The claimants said that the purpose of the calls had been to update the Tax Credit Office (TCO) about their income, but because the TCO had no records of their calls, the resulting overpayment was fully recoverable. Because the claimants could not produce their telephone bills for the period, the Adjudicator (incorrectly, in our view) upheld HMRC’s view.

During 2006, however, it emerged that during 2003/04 and 2004/05 more than 630,000 calls to the tax credits helpline were re-routed to private operators, who did not keep recordings. (LITRG raised this matter in evidence to the Treasury Sub-Committee of MPs in 2007.)

This gave rise to calls for HMRC to give the benefit of the doubt to claimants who said they had called the tax credits helpline during that time. In the minutes of the meeting of the Tax Credits Consultation Group on 4 December 2008, HMRC stated their position as follows:

Representatives asked about disputes involving telephone calls that were made during the period when not all calls were recorded.
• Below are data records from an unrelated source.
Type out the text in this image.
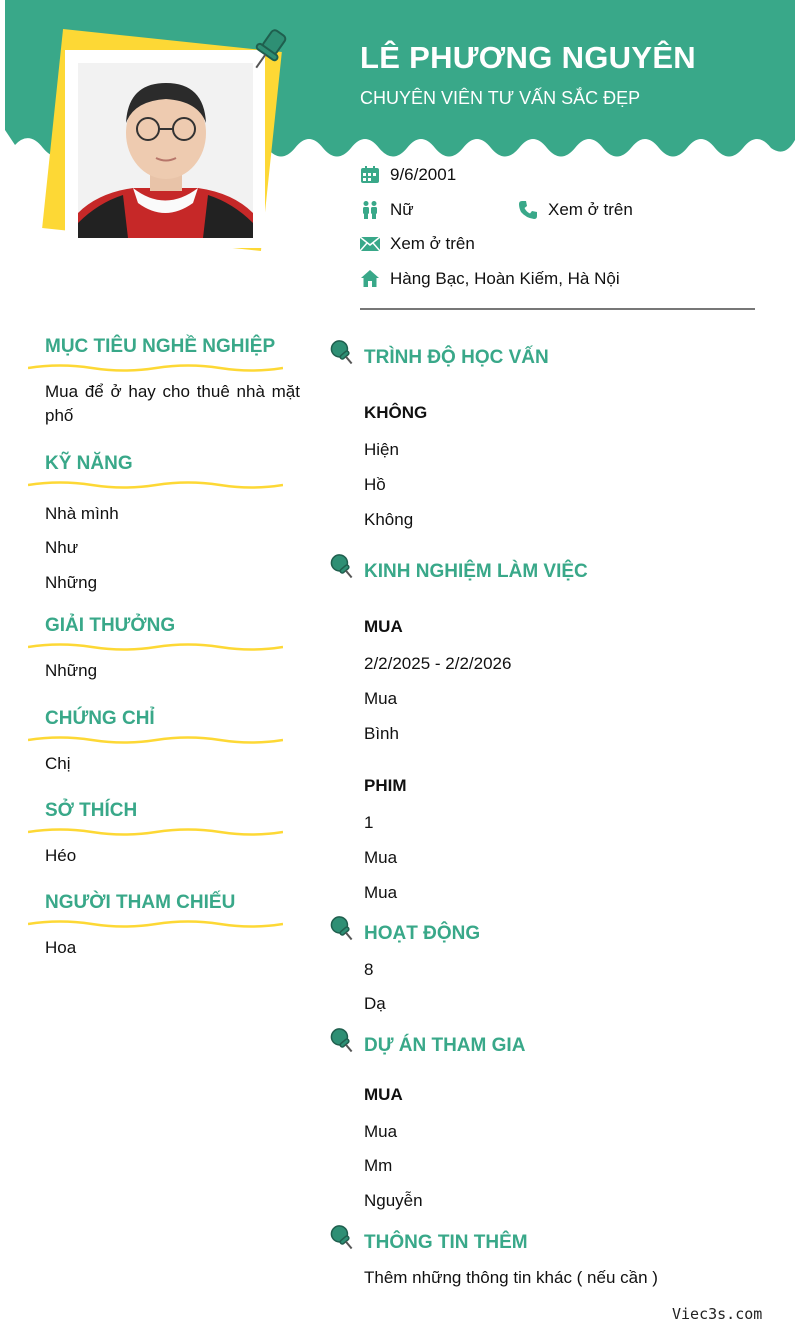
LÊ PHƯƠNG NGUYÊN
CHUYÊN VIÊN TƯ VẤN SẮC ĐẸP
9/6/2001
Nữ	Xem ở trên
Xem ở trên
Hàng Bạc, Hoàn Kiếm, Hà Nội
MỤC TIÊU NGHỀ NGHIỆP
Mua để ở hay cho thuê nhà mặt
phố
KỸ NĂNG
Nhà mình
Như
Những
GIẢI THƯỞNG
Những
CHỨNG CHỈ
Chị
SỞ THÍCH
Héo
NGƯỜI THAM CHIẾU
Hoa
TRÌNH ĐỘ HỌC VẤN
KHÔNG
Hiện
Hồ
Không
KINH NGHIỆM LÀM VIỆC
MUA
2/2/2025 - 2/2/2026
Mua
Bình
PHIM
1
Mua
Mua
HOẠT ĐỘNG
8
Dạ
DỰ ÁN THAM GIA
MUA
Mua
Mm
Nguyễn
THÔNG TIN THÊM
Thêm những thông tin khác ( nếu cần )
Viec3s.com
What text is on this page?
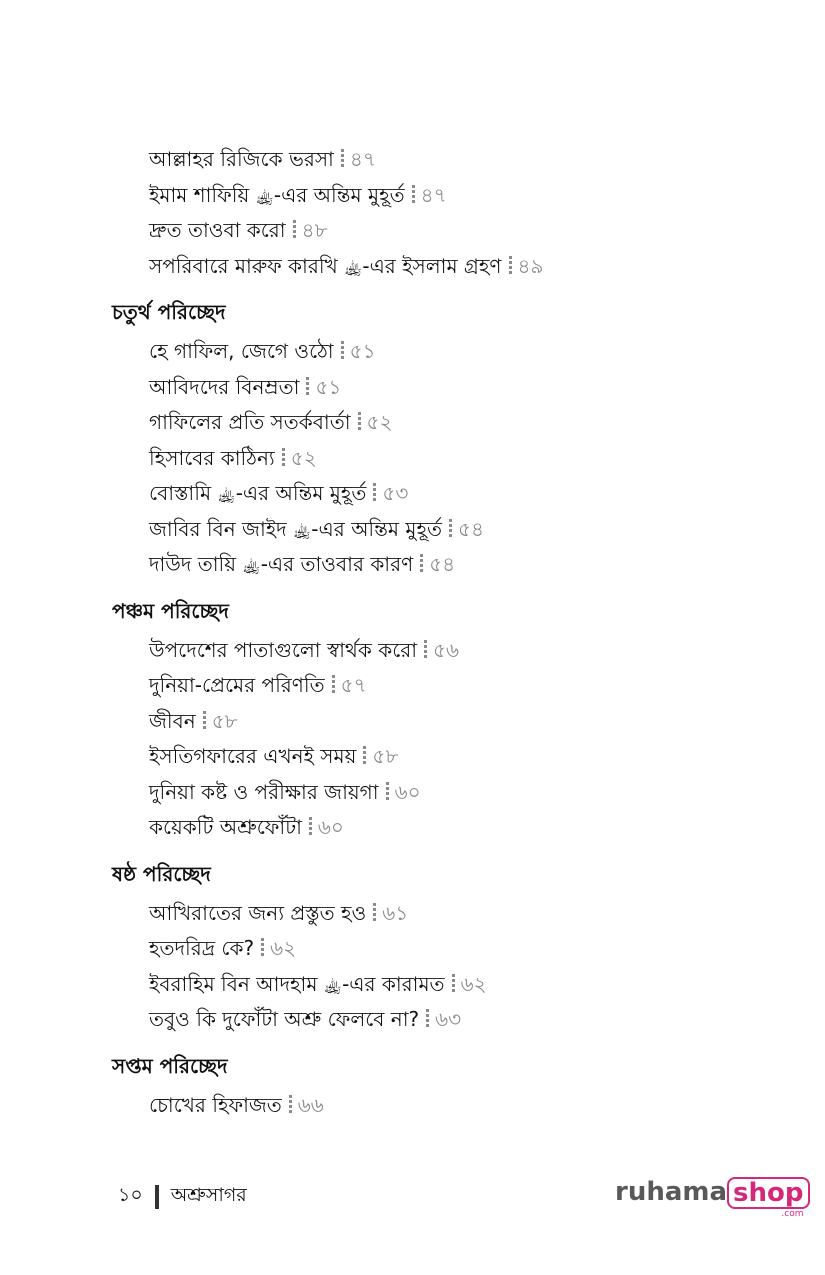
আল্লাহর রিজিকে ভরসা ৪৭
ইমাম শাফিয়ি ﵀-এর অন্তিম মুহূর্ত ৪৭
দ্রুত তাওবা করো ৪৮
সপরিবারে মারুফ কারখি ﵀-এর ইসলাম গ্রহণ ৪৯
চতুর্থ পরিচ্ছেদ
হে গাফিল, জেগে ওঠো ৫১
আবিদদের বিনম্রতা ৫১
গাফিলের প্রতি সতর্কবার্তা ৫২
হিসাবের কাঠিন্য ৫২
বোস্তামি ﵀-এর অন্তিম মুহূর্ত ৫৩
জাবির বিন জাইদ ﵀-এর অন্তিম মুহূর্ত ৫৪
দাউদ তায়ি ﵀-এর তাওবার কারণ ৫৪
পঞ্চম পরিচ্ছেদ
উপদেশের পাতাগুলো স্বার্থক করো ৫৬
দুনিয়া-প্রেমের পরিণতি ৫৭
জীবন ৫৮
ইসতিগফারের এখনই সময় ৫৮
দুনিয়া কষ্ট ও পরীক্ষার জায়গা ৬০
কয়েকটি অশ্রুফোঁটা ৬০
ষষ্ঠ পরিচ্ছেদ
আখিরাতের জন্য প্রস্তুত হও ৬১
হতদরিদ্র কে? ৬২
ইবরাহিম বিন আদহাম ﵀-এর কারামত ৬২
তবুও কি দুফোঁটা অশ্রু ফেলবে না? ৬৩
সপ্তম পরিচ্ছেদ
চোখের হিফাজত ৬৬
১০ অশ্রুসাগর	ruhama shop
.com
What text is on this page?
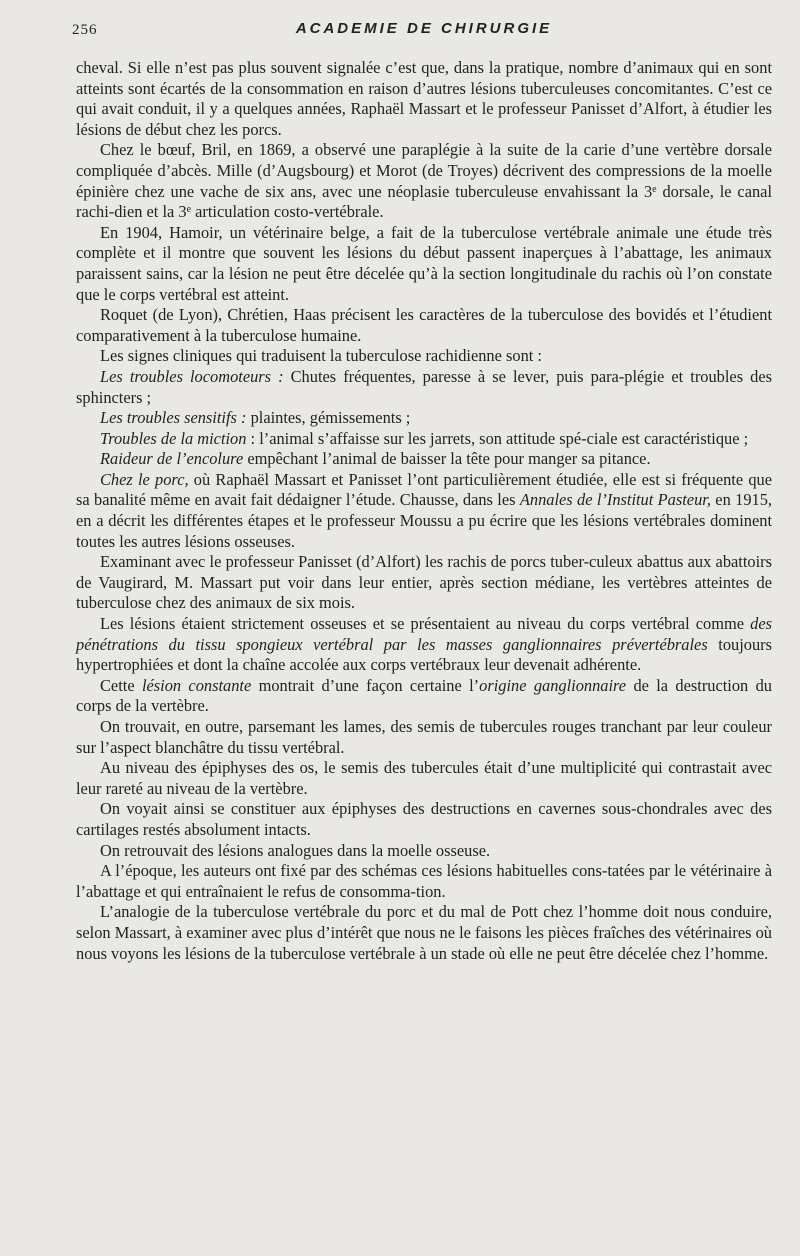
256	ACADEMIE DE CHIRURGIE

cheval. Si elle n’est pas plus souvent signalée c’est que, dans la pratique, nombre d’animaux qui en sont atteints sont écartés de la consommation en raison d’autres lésions tuberculeuses concomitantes. C’est ce qui avait conduit, il y a quelques années, Raphaël Massart et le professeur Panisset d’Alfort, à étudier les lésions de début chez les porcs.

Chez le bœuf, Bril, en 1869, a observé une paraplégie à la suite de la carie d’une vertèbre dorsale compliquée d’abcès. Mille (d’Augsbourg) et Morot (de Troyes) décrivent des compressions de la moelle épinière chez une vache de six ans, avec une néoplasie tuberculeuse envahissant la 3e dorsale, le canal rachi-dien et la 3e articulation costo-vertébrale.

En 1904, Hamoir, un vétérinaire belge, a fait de la tuberculose vertébrale animale une étude très complète et il montre que souvent les lésions du début passent inaperçues à l’abattage, les animaux paraissent sains, car la lésion ne peut être décelée qu’à la section longitudinale du rachis où l’on constate que le corps vertébral est atteint.

Roquet (de Lyon), Chrétien, Haas précisent les caractères de la tuberculose des bovidés et l’étudient comparativement à la tuberculose humaine.

Les signes cliniques qui traduisent la tuberculose rachidienne sont :

Les troubles locomoteurs : Chutes fréquentes, paresse à se lever, puis para-plégie et troubles des sphincters ;

Les troubles sensitifs : plaintes, gémissements ;

Troubles de la miction : l’animal s’affaisse sur les jarrets, son attitude spé-ciale est caractéristique ;

Raideur de l’encolure empêchant l’animal de baisser la tête pour manger sa pitance.

Chez le porc, où Raphaël Massart et Panisset l’ont particulièrement étudiée, elle est si fréquente que sa banalité même en avait fait dédaigner l’étude. Chausse, dans les Annales de l’Institut Pasteur, en 1915, en a décrit les différentes étapes et le professeur Moussu a pu écrire que les lésions vertébrales dominent toutes les autres lésions osseuses.

Examinant avec le professeur Panisset (d’Alfort) les rachis de porcs tuber-culeux abattus aux abattoirs de Vaugirard, M. Massart put voir dans leur entier, après section médiane, les vertèbres atteintes de tuberculose chez des animaux de six mois.

Les lésions étaient strictement osseuses et se présentaient au niveau du corps vertébral comme des pénétrations du tissu spongieux vertébral par les masses ganglionnaires prévertébrales toujours hypertrophiées et dont la chaîne accolée aux corps vertébraux leur devenait adhérente.

Cette lésion constante montrait d’une façon certaine l’origine ganglionnaire de la destruction du corps de la vertèbre.

On trouvait, en outre, parsemant les lames, des semis de tubercules rouges tranchant par leur couleur sur l’aspect blanchâtre du tissu vertébral.

Au niveau des épiphyses des os, le semis des tubercules était d’une multiplicité qui contrastait avec leur rareté au niveau de la vertèbre.

On voyait ainsi se constituer aux épiphyses des destructions en cavernes sous-chondrales avec des cartilages restés absolument intacts.

On retrouvait des lésions analogues dans la moelle osseuse.

A l’époque, les auteurs ont fixé par des schémas ces lésions habituelles cons-tatées par le vétérinaire à l’abattage et qui entraînaient le refus de consomma-tion.

L’analogie de la tuberculose vertébrale du porc et du mal de Pott chez l’homme doit nous conduire, selon Massart, à examiner avec plus d’intérêt que nous ne le faisons les pièces fraîches des vétérinaires où nous voyons les lésions de la tuberculose vertébrale à un stade où elle ne peut être décelée chez l’homme.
For calls made in this period where there is no record held, the claimant should be given the benefit of the doubt and staff dealing with disputes are aware of this.’

Take action

The problem of untraceable or missing telephone recordings has not gone away, and given that a lack of evidence will often tell against the claimant and in favour of HMRC, the need for claimants – and anyone contacting HMRC by phone – to follow the advice in this article is more pressing than ever.

It could be in everyone’s interest if HMRC warned callers to make a note of the call that they are about to make.